Diketahui, polemik Djoko Tjandra menyeret nama Jaksa Pinangki Sirna Malasari. Jaksa Pinangki disebut beberapa kali bertemu dengan Djoko Tjandra saat masih berstatus buron.
Berdasarkan aturan Pedoman Jaksa Agung Nomor 7 Tahun 2020, ada sekitar 14 tata cara untuk memperoleh izin dari Jaksa Agung, jika institusi penegak hukum ingin memeriksa seorang jaksa yang diduga terlibat tindak pidana.
Dalam pedoman tersebut tertulis bahwa tujuan aturan itu dibuat untuk memberikan perlindungan kepada jaksa untuk dapat menjalankan profesinya tanpa mendapatkan intimidasi, gangguan, godaan, campur tangan yang tidak tepat atau pembeberan yang belum diuji kebenarannya baik terhadap pertanggungjawaban perdana, pidana maupun lainnya.
5. Kejagung Kejar Oknum Internal Penyebar Pedoman Nomor 7 Tahun 2020
Menurut Kepala Pusat Penerangan Hukum (Kapuspenkum) Kejagung Hari Setiyono, Pedoman Nomor 7 Tahun 2020 tersebut belum secara resmi dikeluarkan atau diedarkan oleh Biro Hukum Kejagung.
Sehingga beredarnya pedoman tersebut melalui media sosial diduga dilakukan oleh oknum yang tidak bertanggung jawab.
"Oleh karena itu akan dilakukan penelusuran terhadap siapa yang menyebarkannya," jelas dia.
Lebih lanjut, ketentuan Pasal 8 ayat (5) Undang-Undang Nomor 16 Tahun 2004 tentang Kejaksaan yang berbunyi, "Dalam hal melaksanakan tugas sebagaimana dimaksud pada ayat (4), Jaksa diduga melakukan tindak pidana maka pemanggilan, pemeriksaan, penggeledahan, penangkapan dan penahanan terhadap Jaksa yang bersangkutan hanya dapat dilakukan atas izin Jaksa Agung", dalam pelaksanaannya menimbulkan interpretasi yang berbeda-beda.

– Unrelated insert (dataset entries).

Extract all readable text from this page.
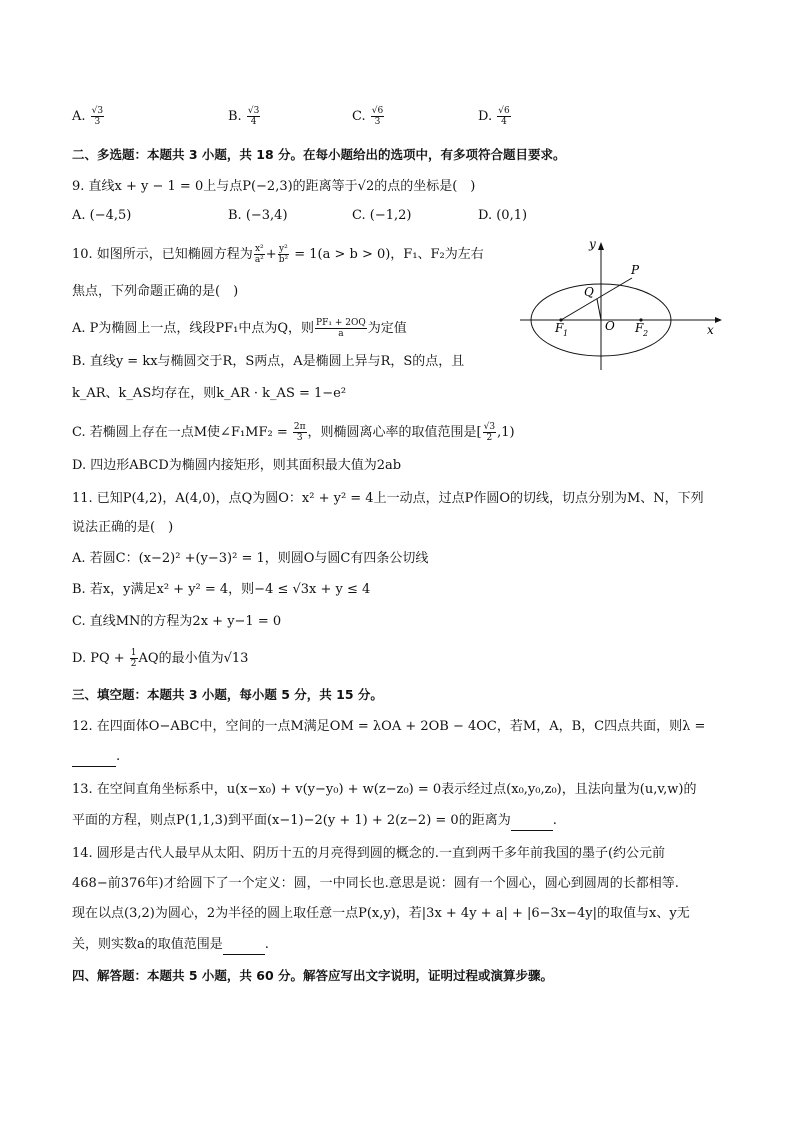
A. $\frac{√3}{3}$	B. $\frac{√3}{4}$	C. $\frac{√6}{3}$	D. $\frac{√6}{4}$
二、多选题：本题共 3 小题，共 18 分。在每小题给出的选项中，有多项符合题目要求。
9. 直线x + y − 1 = 0上与点P(−2,3)的距离等于√2的点的坐标是(　)
A. (−4,5)	B. (−3,4)	C. (−1,2)	D. (0,1)
10. 如图所示，已知椭圆方程为 $\frac{\text{x²}}{\text{a²}} + \frac{\text{y²}}{\text{b²}} = 1(a > b > 0)$，F₁、F₂为左右
焦点，下列命题正确的是(　)
A. P为椭圆上一点，线段PF₁中点为Q，则 $\frac{\text{PF₁ + 2OQ}}{a}$ 为定值
B. 直线y = kx与椭圆交于R，S两点，A是椭圆上异与R，S的点，且
k_AR、k_AS均存在，则k_AR · k_AS = 1−e²
C. 若椭圆上存在一点M使∠F₁MF₂ = $\frac{2\pi}{3}$ ，则椭圆离心率的取值范围是[ $\frac{√3}{2} ,1$)
D. 四边形ABCD为椭圆内接矩形，则其面积最大值为2ab
y
x
P
Q
O
F 1	F 2
11. 已知P(4,2)，A(4,0)，点Q为圆O：x² + y² = 4上一动点，过点P作圆O的切线，切点分别为M、N，下列
说法正确的是(　)
A. 若圆C：(x−2)² +(y−3)² = 1，则圆O与圆C有四条公切线
B. 若x，y满足x² + y² = 4，则−4 ≤ √3x + y ≤ 4
C. 直线MN的方程为2x + y−1 = 0
D. PQ + $\frac{1}{2}$ AQ的最小值为√13
三、填空题：本题共 3 小题，每小题 5 分，共 15 分。
12. 在四面体O−ABC中，空间的一点M满足OM = λOA + 2OB − 4OC，若M，A，B，C四点共面，则λ =
.
13. 在空间直角坐标系中，u(x−x₀) + v(y−y₀) + w(z−z₀) = 0表示经过点(x₀,y₀,z₀)，且法向量为(u,v,w)的
平面的方程，则点P(1,1,3)到平面(x−1)−2(y + 1) + 2(z−2) = 0的距离为	.
14. 圆形是古代人最早从太阳、阴历十五的月亮得到圆的概念的.一直到两千多年前我国的墨子(约公元前
468−前376年)才给圆下了一个定义：圆，一中同长也.意思是说：圆有一个圆心，圆心到圆周的长都相等.
现在以点(3,2)为圆心，2为半径的圆上取任意一点P(x,y)，若|3x + 4y + a| + |6−3x−4y|的取值与x、y无
关，则实数a的取值范围是	.
四、解答题：本题共 5 小题，共 60 分。解答应写出文字说明，证明过程或演算步骤。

"Sehingga perlu ditindaklanjuti dengan pedoman pelaksanaannya. Dan hal tersebut telah dilakukan kajian yang cukup lama, namun hingga saat ini masih diperlukan harmonisasi dan sinkronisasi lebih lanjut dengan Kementerian Hukum dan HAM serta instansi terkait," Hari menandaskan.